Your mom called. She doesn’t quite know how to tell you this. But, this Christmas, she would really appreciate it if you didn’t get her an obvious piece of future garage sale fodder.
This is the time of year when salad shooters, foot spas, electric manicure sets, sandwich grills, quesadilla makers, and a hundred other things you would never think to buy for yourself come out of the woodwork and clutter the aisles of stores from Wal-Mart to Macy’s and everything in between. This is a little secret, but there is a reason you would never think to buy this stuff for yourself, the same reason most of it is only available in December. Don’t get to thinking this stuff is the answer for the person who has “everything.”
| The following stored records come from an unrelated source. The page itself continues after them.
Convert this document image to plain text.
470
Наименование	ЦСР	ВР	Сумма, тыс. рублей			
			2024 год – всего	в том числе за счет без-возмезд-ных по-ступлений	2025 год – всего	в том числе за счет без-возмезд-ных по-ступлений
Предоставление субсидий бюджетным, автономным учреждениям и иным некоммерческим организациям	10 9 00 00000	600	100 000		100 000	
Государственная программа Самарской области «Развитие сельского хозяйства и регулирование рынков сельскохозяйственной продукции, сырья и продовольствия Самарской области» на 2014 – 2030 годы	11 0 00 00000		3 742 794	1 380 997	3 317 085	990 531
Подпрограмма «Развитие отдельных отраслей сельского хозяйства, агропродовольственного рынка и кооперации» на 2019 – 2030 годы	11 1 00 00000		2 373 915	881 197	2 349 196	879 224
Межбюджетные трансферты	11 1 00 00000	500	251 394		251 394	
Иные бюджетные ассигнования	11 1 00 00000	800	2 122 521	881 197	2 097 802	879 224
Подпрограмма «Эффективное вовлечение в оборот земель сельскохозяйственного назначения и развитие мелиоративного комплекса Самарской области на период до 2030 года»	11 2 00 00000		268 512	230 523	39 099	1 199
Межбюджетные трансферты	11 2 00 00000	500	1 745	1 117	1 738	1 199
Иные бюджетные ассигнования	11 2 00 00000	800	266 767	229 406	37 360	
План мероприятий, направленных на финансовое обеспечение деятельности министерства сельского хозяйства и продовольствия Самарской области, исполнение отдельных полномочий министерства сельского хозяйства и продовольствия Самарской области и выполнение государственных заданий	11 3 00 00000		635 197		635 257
If you would like to know the truth about this stuff, check out a yard sale, a thrift shop, or eBay. Feel free to search for brand names such as “Salton” or “Homedics”, or for products like “home spa” or “smoothie maker” or whatever other bit of plastic looks so appealing on the shelves at Target. I’m sorry, but if mom liked smoothies half as much as you think she does, she would already be making them in her blender, a multi-purpose tool perfectly suited to the job.
Today I even saw a “hot chocolate maker.” What a great way to tell mom she isn’t even competent to stir a packet of Swiss Miss into hot water! The electric jar opener at first seemed like a thoughtless item, but then I thought about it. This might indeed be a very useful gift for someone elderly or handicapped.
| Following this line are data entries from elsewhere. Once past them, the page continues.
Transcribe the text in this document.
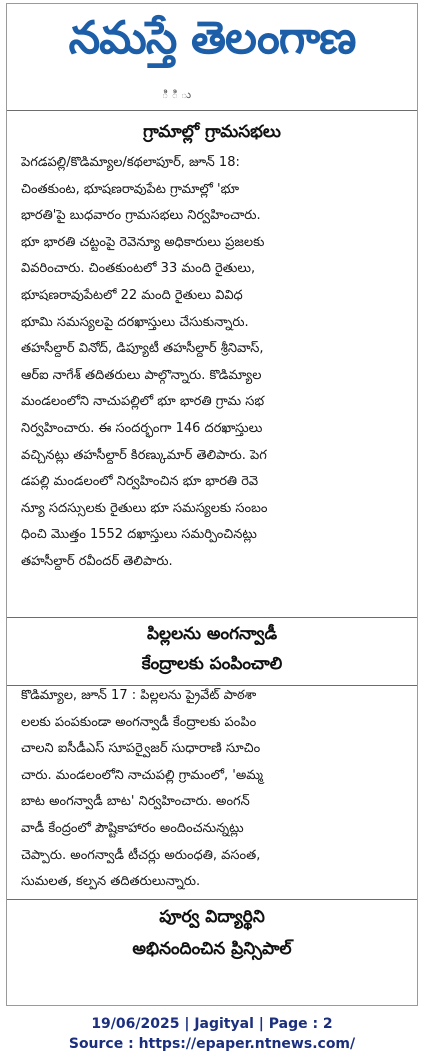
నమస్తే తెలంగాణ
ి ి ు
గ్రామాల్లో గ్రామసభలు
పెగడపల్లి/కొడిమ్యాల/కథలాపూర్, జూన్ 18:
చింతకుంట, భూషణరావుపేట గ్రామాల్లో 'భూ
భారతి'పై బుధవారం గ్రామసభలు నిర్వహించారు.
భూ భారతి చట్టంపై రెవెన్యూ అధికారులు ప్రజలకు
వివరించారు. చింతకుంటలో 33 మంది రైతులు,
భూషణరావుపేటలో 22 మంది రైతులు వివిధ
భూమి సమస్యలపై దరఖాస్తులు చేసుకున్నారు.
తహసీల్దార్ వినోద్, డిప్యూటీ తహసీల్దార్ శ్రీనివాస్,
ఆర్ఐ నాగేశ్ తదితరులు పాల్గొన్నారు. కొడిమ్యాల
మండలంలోని నాచుపల్లిలో భూ భారతి గ్రామ సభ
నిర్వహించారు. ఈ సందర్భంగా 146 దరఖాస్తులు
వచ్చినట్లు తహసీల్దార్ కిరణ్కుమార్ తెలిపారు. పెగ
డపల్లి మండలంలో నిర్వహించిన భూ భారతి రెవె
న్యూ సదస్సులకు రైతులు భూ సమస్యలకు సంబం
ధించి మొత్తం 1552 దఖాస్తులు సమర్పించినట్లు
తహసీల్దార్ రవీందర్ తెలిపారు.
పిల్లలను అంగన్వాడీ
కేంద్రాలకు పంపించాలి
కొడిమ్యాల, జూన్ 17 : పిల్లలను ప్రైవేట్ పాఠశా
లలకు పంపకుండా అంగన్వాడీ కేంద్రాలకు పంపిం
చాలని ఐసీడీఎస్ సూపర్వైజర్ సుధారాణి సూచిం
చారు. మండలంలోని నాచుపల్లి గ్రామంలో, 'అమ్మ
బాట అంగన్వాడీ బాట' నిర్వహించారు. అంగన్
వాడీ కేంద్రంలో పౌష్టికాహారం అందించనున్నట్లు
చెప్పారు. అంగన్వాడీ టీచర్లు అరుంధతి, వసంత,
సుమలత, కల్పన తదితరులున్నారు.
పూర్వ విద్యార్థిని
అభినందించిన ప్రిన్సిపాల్
19/06/2025 | Jagityal | Page : 2
Source : https://epaper.ntnews.com/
This year’s lists of potentially hot gifts includes many of the usual suspects, but the one that truly baffles me is the “S’mores Maker.” I saw one that was actually billed as “restaurant quality.” When was the last time you saw s’mores on a menu, really? And how often does the typical family make s’mores? Less often than popcorn, ice cream, or pizza, I’d wager. And relatively few families have appliances dedicated to these foods cluttering their kitchens.
Don’t waste your hard-earned money on thoughtless and useless items, destined for a dusty storage area at best. Try asking people what they want for Christmas. Consider buying them a book about a subject they like — even if it’s a cartoon book. Maybe this is a good opportunity to introduce them to a movie you think they would like with a DVD. Maybe a gift card. If that fails, consider donating to a charity in their name that you feel they would approve of .
Oh yeah, and your sister-in-law would really appreciate it if you would avoid gifts for the kids that make noise or need batteries.
I ate at a cafe once. We had smores. They actually brough the smores set to the table with the appropriate goodies. It was quite tasty.